Los míos se han marchado durante una semana y volverán mañana. Durante días he tenido la casa libre y he sido dueña de entrar y salir cuando quería. Al principio pensaba en invitar a alguien a pasar la noche conmigo, quizá a Daniele, con el que he hablado hace un par de días, o a Roberto, o quizá atreverme a llamar a Germano o a Letizia, en resumen, a alguien que me hiciera compañía. En cambio, he disfrutado de mi soledad, he estado sola conmigo misma pensando en todas las cosas hermosas y en todas las cosas feas que me han pasado últimamente.

Sé, diario, que me he hecho daño, que no me he tenido respeto, no he respetado a la persona a la que digo amar tanto. No estoy demasiado segura de amarme como antes, alguien que se ama no se deja violar el cuerpo por cualquier hombre, sin un objetivo muy preciso, ni siquiera por el gusto de hacerlo. Te digo esto para revelarte un secreto, un secreto triste que, neciamente, habría querido esconderte, ilusionándome con poder olvidar. Una noche, mientras estaba sola, pensé que debía distraerme y tomar un poco el aire, así que fui al pub donde voy siempre y entre una y otra jarra de cerveza conocí a un tipo que me abordó con modales desagradables y descorteses. Estaba borracha, la cabeza me daba vueltas y le di cuerda. Me llevó a su casa y cuando cerró la puerta a sus espaldas tuve miedo, un miedo tremendo, que me hizo pasar rápidamente la ebriedad. Le pedí que me dejara marchar, pero él no me dejó y con los ojos enloquecidos y pequeños me obligó a desnudarme. Asustada, lo hice e hice todo lo que después me ordenó que hiciera. Me penetré con el vibrador que me puso en la mano, sintiendo que las paredes de mi vagina quemaban terriblemente y sintiendo cómo me arrancaba la piel. Lloré mientras me ofrecía su miembro pequeño y blando y, sosteniéndome la cabeza con una mano, no pude evitar complacerlo. Él no consiguió gozar, y yo sentía mis mandíbulas doloridas; me dolían hasta los dientes.

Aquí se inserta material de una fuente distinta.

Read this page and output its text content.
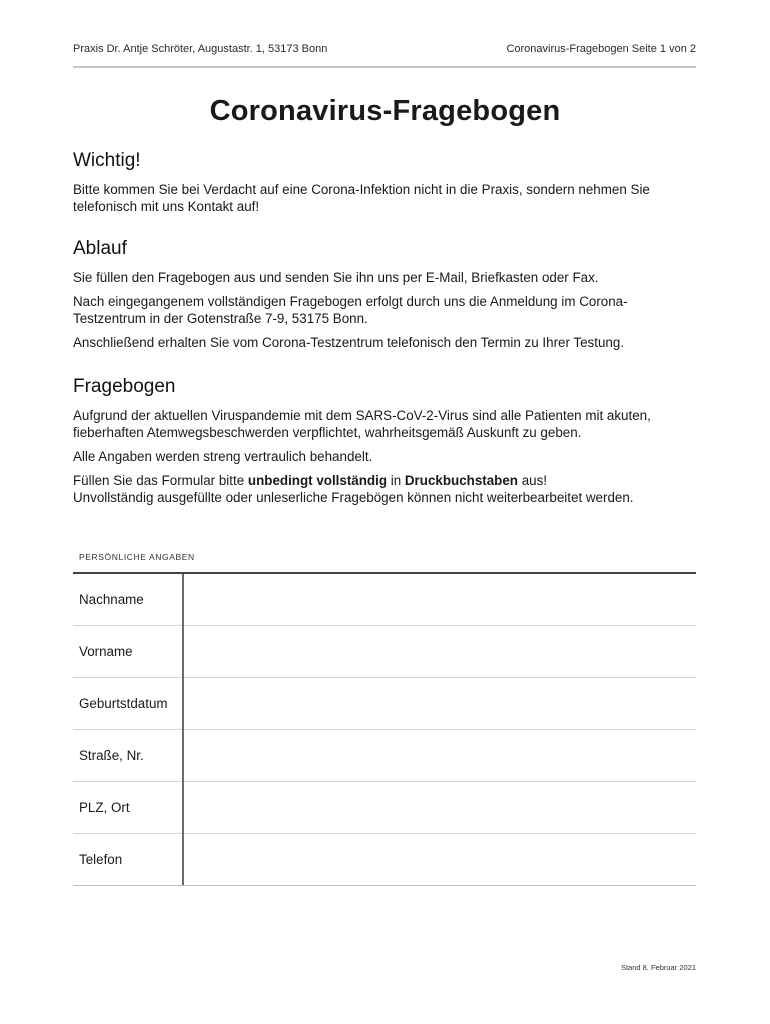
Praxis Dr. Antje Schröter, Augustastr. 1, 53173 Bonn	Coronavirus-Fragebogen Seite 1 von 2
Coronavirus-Fragebogen
Wichtig!

Bitte kommen Sie bei Verdacht auf eine Corona-Infektion nicht in die Praxis, sondern nehmen Sie telefonisch mit uns Kontakt auf!

Ablauf

Sie füllen den Fragebogen aus und senden Sie ihn uns per E-Mail, Briefkasten oder Fax.

Nach eingegangenem vollständigen Fragebogen erfolgt durch uns die Anmeldung im Corona-Testzentrum in der Gotenstraße 7-9, 53175 Bonn.

Anschließend erhalten Sie vom Corona-Testzentrum telefonisch den Termin zu Ihrer Testung.

Fragebogen

Aufgrund der aktuellen Viruspandemie mit dem SARS-CoV-2-Virus sind alle Patienten mit akuten, fieberhaften Atemwegsbeschwerden verpflichtet, wahrheitsgemäß Auskunft zu geben.

Alle Angaben werden streng vertraulich behandelt.

Füllen Sie das Formular bitte unbedingt vollständig in Druckbuchstaben aus!

Unvollständig ausgefüllte oder unleserliche Fragebögen können nicht weiterbearbeitet werden.

PERSÖNLICHE ANGABEN
Nachname
Vorname
Geburtstdatum
Straße, Nr.
PLZ, Ort
Telefon
Stand 8. Februar 2021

Se echó en la cama y, de golpe, se quedó dormido. Instintivamente miré la mesilla, donde me esperaba encontrar la pasta que le habría correspondido a una buena puta. Fui al baño, me lavé la cara sin dignarme ni siquiera durante un mísero instante a mirar mi imagen reflejada: habría visto al monstruo en que todos quieren convertirme. Y no puedo permitírmelo, no puedo permitírselo. Estoy sucia; sólo el Amor, si existe, podrá limpiarme.